Hi Ann, I’m so happy for you! Yay. Mine came back clean to 2/15/12. The only thing is I’ve been sick, but anyway I’m happy for you.
That’s awesome that you got a clean scan! Congratulations! I know it’s harder to celebrate, though, when you don’t feel good. Are you still doing treatment?
No I finished treatment 2/1/12…... And I’ve still been sick. I have a doctors appointment 3/28/12. And my appetite decreased…... So yeah it’s hard to celebrate, but still happy.

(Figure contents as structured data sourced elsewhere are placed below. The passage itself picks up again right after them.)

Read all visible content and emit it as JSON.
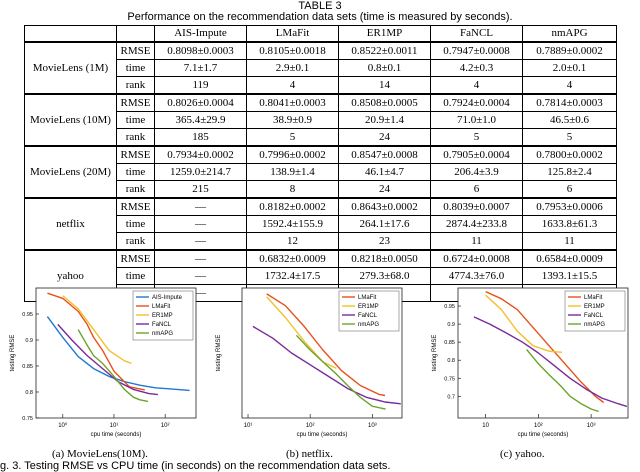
{
  "caption": {
    "label": "TABLE 3",
    "text": "Performance on the recommendation data sets (time is measured by seconds)."
  },
  "table": {
    "columns": [
      "AIS-Impute",
      "LMaFit",
      "ER1MP",
      "FaNCL",
      "nmAPG"
    ],
    "groups": [
      {
        "dataset": "MovieLens (1M)",
        "rows": [
          {
            "metric": "RMSE",
            "cells": [
              "0.8098±0.0003",
              "0.8105±0.0018",
              "0.8522±0.0011",
              "0.7947±0.0008",
              "0.7889±0.0002"
            ],
            "best": 4
          },
          {
            "metric": "time",
            "cells": [
              "7.1±1.7",
              "2.9±0.1",
              "0.8±0.1",
              "4.2±0.3",
              "2.0±0.1"
            ],
            "best": -1
          },
          {
            "metric": "rank",
            "cells": [
              "119",
              "4",
              "14",
              "4",
              "4"
            ],
            "best": -1
          }
        ]
      },
      {
        "dataset": "MovieLens (10M)",
        "rows": [
          {
            "metric": "RMSE",
            "cells": [
              "0.8026±0.0004",
              "0.8041±0.0003",
              "0.8508±0.0005",
              "0.7924±0.0004",
              "0.7814±0.0003"
            ],
            "best": 4
          },
          {
            "metric": "time",
            "cells": [
              "365.4±29.9",
              "38.9±0.9",
              "20.9±1.4",
              "71.0±1.0",
              "46.5±0.6"
            ],
            "best": -1
          },
          {
            "metric": "rank",
            "cells": [
              "185",
              "5",
              "24",
              "5",
              "5"
            ],
            "best": -1
          }
        ]
      },
      {
        "dataset": "MovieLens (20M)",
        "rows": [
          {
            "metric": "RMSE",
            "cells": [
              "0.7934±0.0002",
              "0.7996±0.0002",
              "0.8547±0.0008",
              "0.7905±0.0004",
              "0.7800±0.0002"
            ],
            "best": 4
          },
          {
            "metric": "time",
            "cells": [
              "1259.0±214.7",
              "138.9±1.4",
              "46.1±4.7",
              "206.4±3.9",
              "125.8±2.4"
            ],
            "best": -1
          },
          {
            "metric": "rank",
            "cells": [
              "215",
              "8",
              "24",
              "6",
              "6"
            ],
            "best": -1
          }
        ]
      },
      {
        "dataset": "netflix",
        "rows": [
          {
            "metric": "RMSE",
            "cells": [
              "—",
              "0.8182±0.0002",
              "0.8643±0.0002",
              "0.8039±0.0007",
              "0.7953±0.0006"
            ],
            "best": 4
          },
          {
            "metric": "time",
            "cells": [
              "—",
              "1592.4±155.9",
              "264.1±17.6",
              "2874.4±233.8",
              "1633.8±61.3"
            ],
            "best": -1
          },
          {
            "metric": "rank",
            "cells": [
              "—",
              "12",
              "23",
              "11",
              "11"
            ],
            "best": -1
          }
        ]
      },
      {
        "dataset": "yahoo",
        "rows": [
          {
            "metric": "RMSE",
            "cells": [
              "—",
              "0.6832±0.0009",
              "0.8218±0.0050",
              "0.6724±0.0008",
              "0.6584±0.0009"
            ],
            "best": 4
          },
          {
            "metric": "time",
            "cells": [
              "—",
              "1732.4±17.5",
              "279.3±68.0",
              "4774.3±76.0",
              "1393.1±15.5"
            ],
            "best": -1
          },
          {
            "metric": "rank",
            "cells": [
              "—",
              "10",
              "38",
              "12",
              "9"
            ],
            "best": -1
          }
        ]
      }
    ]
  },
  "colors": {
    "AIS-Impute": "#1f78d1",
    "LMaFit": "#e8501a",
    "ER1MP": "#f2c12e",
    "FaNCL": "#7a2a9a",
    "nmAPG": "#6aa428"
  },
  "chart_data": [
    {
      "type": "line",
      "caption": "(a) MovieLens(10M).",
      "xlabel": "cpu time (seconds)",
      "ylabel": "testing RMSE",
      "xscale": "log",
      "xlim": [
        0.3,
        400
      ],
      "ylim": [
        0.75,
        1.0
      ],
      "xticks": [
        "10⁰",
        "10¹",
        "10²"
      ],
      "yticks": [
        "0.95",
        "0.9",
        "0.85",
        "0.8",
        "0.75"
      ],
      "legend": "top-right",
      "series": [
        {
          "name": "AIS-Impute",
          "x": [
            0.5,
            1,
            2,
            4,
            8,
            16,
            32,
            64,
            128,
            300
          ],
          "y": [
            0.945,
            0.905,
            0.868,
            0.845,
            0.83,
            0.82,
            0.813,
            0.808,
            0.806,
            0.803
          ]
        },
        {
          "name": "LMaFit",
          "x": [
            0.5,
            1,
            2,
            3,
            4,
            6,
            10,
            20,
            40
          ],
          "y": [
            0.99,
            0.98,
            0.955,
            0.93,
            0.905,
            0.88,
            0.84,
            0.81,
            0.804
          ]
        },
        {
          "name": "ER1MP",
          "x": [
            1,
            2,
            4,
            8,
            16,
            22
          ],
          "y": [
            0.985,
            0.96,
            0.92,
            0.88,
            0.86,
            0.855
          ]
        },
        {
          "name": "FaNCL",
          "x": [
            0.8,
            1.5,
            3,
            6,
            12,
            24,
            48,
            72
          ],
          "y": [
            0.93,
            0.9,
            0.87,
            0.845,
            0.82,
            0.805,
            0.797,
            0.795
          ]
        },
        {
          "name": "nmAPG",
          "x": [
            2,
            3,
            4,
            6,
            10,
            16,
            24,
            32,
            46
          ],
          "y": [
            0.92,
            0.89,
            0.87,
            0.855,
            0.83,
            0.805,
            0.79,
            0.785,
            0.782
          ]
        }
      ]
    },
    {
      "type": "line",
      "caption": "(b) netflix.",
      "xlabel": "cpu time (seconds)",
      "ylabel": "testing RMSE",
      "xscale": "log",
      "xlim": [
        8,
        3000
      ],
      "ylim": [
        0.78,
        1.0
      ],
      "xticks": [
        "10¹",
        "10²",
        "10³"
      ],
      "yticks": [],
      "legend": "top-right",
      "series": [
        {
          "name": "LMaFit",
          "x": [
            20,
            40,
            80,
            160,
            320,
            640,
            1280,
            1600
          ],
          "y": [
            0.99,
            0.97,
            0.935,
            0.895,
            0.86,
            0.835,
            0.82,
            0.818
          ]
        },
        {
          "name": "ER1MP",
          "x": [
            20,
            40,
            80,
            160,
            264
          ],
          "y": [
            0.985,
            0.95,
            0.91,
            0.875,
            0.864
          ]
        },
        {
          "name": "FaNCL",
          "x": [
            12,
            25,
            50,
            100,
            200,
            400,
            800,
            1600,
            2874
          ],
          "y": [
            0.935,
            0.915,
            0.89,
            0.87,
            0.85,
            0.83,
            0.815,
            0.807,
            0.804
          ]
        },
        {
          "name": "nmAPG",
          "x": [
            60,
            100,
            160,
            260,
            400,
            640,
            1000,
            1634
          ],
          "y": [
            0.92,
            0.895,
            0.875,
            0.855,
            0.835,
            0.815,
            0.8,
            0.795
          ]
        }
      ]
    },
    {
      "type": "line",
      "caption": "(c) yahoo.",
      "xlabel": "cpu time (seconds)",
      "ylabel": "testing RMSE",
      "xscale": "log",
      "xlim": [
        3,
        5000
      ],
      "ylim": [
        0.64,
        1.0
      ],
      "xticks": [
        "10",
        "10²",
        "10³"
      ],
      "yticks": [
        "0.95",
        "0.9",
        "0.85",
        "0.8",
        "0.75",
        "0.7"
      ],
      "legend": "top-right",
      "series": [
        {
          "name": "LMaFit",
          "x": [
            10,
            20,
            40,
            80,
            160,
            320,
            640,
            1200,
            1732
          ],
          "y": [
            0.99,
            0.97,
            0.94,
            0.89,
            0.84,
            0.79,
            0.74,
            0.7,
            0.683
          ]
        },
        {
          "name": "ER1MP",
          "x": [
            10,
            20,
            40,
            80,
            160,
            279
          ],
          "y": [
            0.98,
            0.94,
            0.88,
            0.84,
            0.825,
            0.822
          ]
        },
        {
          "name": "FaNCL",
          "x": [
            6,
            12,
            25,
            50,
            100,
            200,
            400,
            800,
            1600,
            3200,
            4774
          ],
          "y": [
            0.92,
            0.9,
            0.875,
            0.85,
            0.82,
            0.785,
            0.75,
            0.72,
            0.695,
            0.68,
            0.672
          ]
        },
        {
          "name": "nmAPG",
          "x": [
            60,
            100,
            160,
            260,
            400,
            640,
            1000,
            1393
          ],
          "y": [
            0.83,
            0.79,
            0.76,
            0.73,
            0.7,
            0.68,
            0.665,
            0.658
          ]
        }
      ]
    }
  ],
  "bottom_caption": "g. 3. Testing RMSE vs CPU time (in seconds) on the recommendation data sets."
}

I hope you start to feel better soon! Treatment is so hard on our bodies, it definitely can take time to heal. But if you don’t start to feel better by the 28th, you might ask about a PET (if you haven’t already had one), just to confirm things are ok. If you’ve read my older posts, you’ll see why I’m not a big fan of docs relying solely on CTs, esp when it comes to CRC.
Okay…. I never had a PET, one of my oncologist is doing another scan in a few month months I will ask about PET. Your right treatment is definitely hard on the body and being that I’m so tiny doesn’t make it any better. I’m getting ready to start back up taking megas so my appetite can pick up.